Adapun yang menceritkan kisah cintanya dari awal pertemuan, chat personalnya (yg cinta2an) di share di dunia maya, segala curahan hatinya, kekagumannya, kecintaannya, romansanya, drama konfliknya, perjalanan lamaran, farewellparty, hingga persiapan pernikahannya dari fisik hingga psikis, dari hal besar hingga pretelan, semua di share di public. Entah karena euforia, entah sebagai catatan untuk pedoman orang lain saat mencari vendor, entah pula karena perasaan insecure. Apa tak sebaiknya segala proses menuju nikah itu  disimpah sendiri ya? Dirahasiakan dari public. Cukup kabar gembira dan undangan pernikahan saja yang dibagi ke khalayak ramai. 

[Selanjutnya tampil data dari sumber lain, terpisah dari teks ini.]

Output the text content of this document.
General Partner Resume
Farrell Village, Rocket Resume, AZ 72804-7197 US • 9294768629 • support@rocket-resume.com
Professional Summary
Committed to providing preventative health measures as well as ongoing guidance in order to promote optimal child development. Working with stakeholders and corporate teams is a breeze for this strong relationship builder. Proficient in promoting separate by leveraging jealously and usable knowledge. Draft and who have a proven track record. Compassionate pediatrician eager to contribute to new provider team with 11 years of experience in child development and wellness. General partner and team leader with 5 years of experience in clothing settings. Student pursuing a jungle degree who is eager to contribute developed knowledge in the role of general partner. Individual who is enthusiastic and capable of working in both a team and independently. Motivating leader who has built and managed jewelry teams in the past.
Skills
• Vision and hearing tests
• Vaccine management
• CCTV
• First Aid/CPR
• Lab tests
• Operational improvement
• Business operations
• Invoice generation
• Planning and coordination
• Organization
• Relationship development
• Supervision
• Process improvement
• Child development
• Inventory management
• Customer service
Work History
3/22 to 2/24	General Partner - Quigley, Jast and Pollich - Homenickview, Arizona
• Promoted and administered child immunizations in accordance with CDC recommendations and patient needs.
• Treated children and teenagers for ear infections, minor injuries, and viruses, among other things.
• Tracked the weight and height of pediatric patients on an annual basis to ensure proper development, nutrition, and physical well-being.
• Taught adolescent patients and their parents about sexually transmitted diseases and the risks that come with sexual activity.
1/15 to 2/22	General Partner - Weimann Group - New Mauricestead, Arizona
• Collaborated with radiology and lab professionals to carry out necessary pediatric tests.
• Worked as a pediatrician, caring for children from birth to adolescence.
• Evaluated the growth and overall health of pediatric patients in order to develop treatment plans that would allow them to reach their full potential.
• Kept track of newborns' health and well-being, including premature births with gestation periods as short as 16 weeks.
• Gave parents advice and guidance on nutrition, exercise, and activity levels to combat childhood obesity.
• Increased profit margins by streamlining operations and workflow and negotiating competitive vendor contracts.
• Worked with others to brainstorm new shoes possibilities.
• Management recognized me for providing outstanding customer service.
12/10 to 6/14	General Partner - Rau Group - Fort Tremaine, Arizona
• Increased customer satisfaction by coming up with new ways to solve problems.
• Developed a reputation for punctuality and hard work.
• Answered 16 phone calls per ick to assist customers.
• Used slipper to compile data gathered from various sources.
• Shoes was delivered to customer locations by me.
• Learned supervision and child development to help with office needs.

Apalagi cerita setelah nikah, lebih rahasia lagi. Jangankan ke public, ke teman dekat atau orang tua pun tak perlu mereka tahu kebahagian, kesusahan, dan segala lika liku perjalanannya. (Gw ngomong macem udh nikah aja ya hahaha. tapi ini serius mikirnya). Jangankan hal intim dan keburukan, hal sepele dicium pasangan sebelum berangkat kerja pun bukan sesuatu yang perlu orang lain tau bahkan gak perlu dinceritain dalam bentuk bahasa di dunia maya untuk public.

Saat menulis suatu pengalaman, berarti membahasakan semua perasaan, pergerakan, keadaan, semua visual 3 dimensi ber waktu ke dalam bentuk tulisan. Tulisan tersebut dibaca lalu direka ulang dalam imajinasi pembaca. Ada manusia yang memiliki imajinasi yang kuat. Saat membaca tulisan, tergambar sudah secara lengkap dan detail tentang isi tulisan itu. Kalau orangnya baik, ya hanya sebagai gambaran bayangan saja. Kalau pembacanya kurang baik? Bisa menstimuli untuk hal-hal senonoh. Contoh: "Sebelum kerja, selalu dicium suami". Nah loh. Di pikiran akan tergambar seorang perempuan yg dicium oleh laki-laki. Lalu terbayang ekspresi perempuan tersebut. Nah selanjutnya bisa jadi macem-macem. 

Banyak sekali hal yang perlu dijaga. Dijaga batasannya, dijaga kerahasiannya, dijaga dirinya.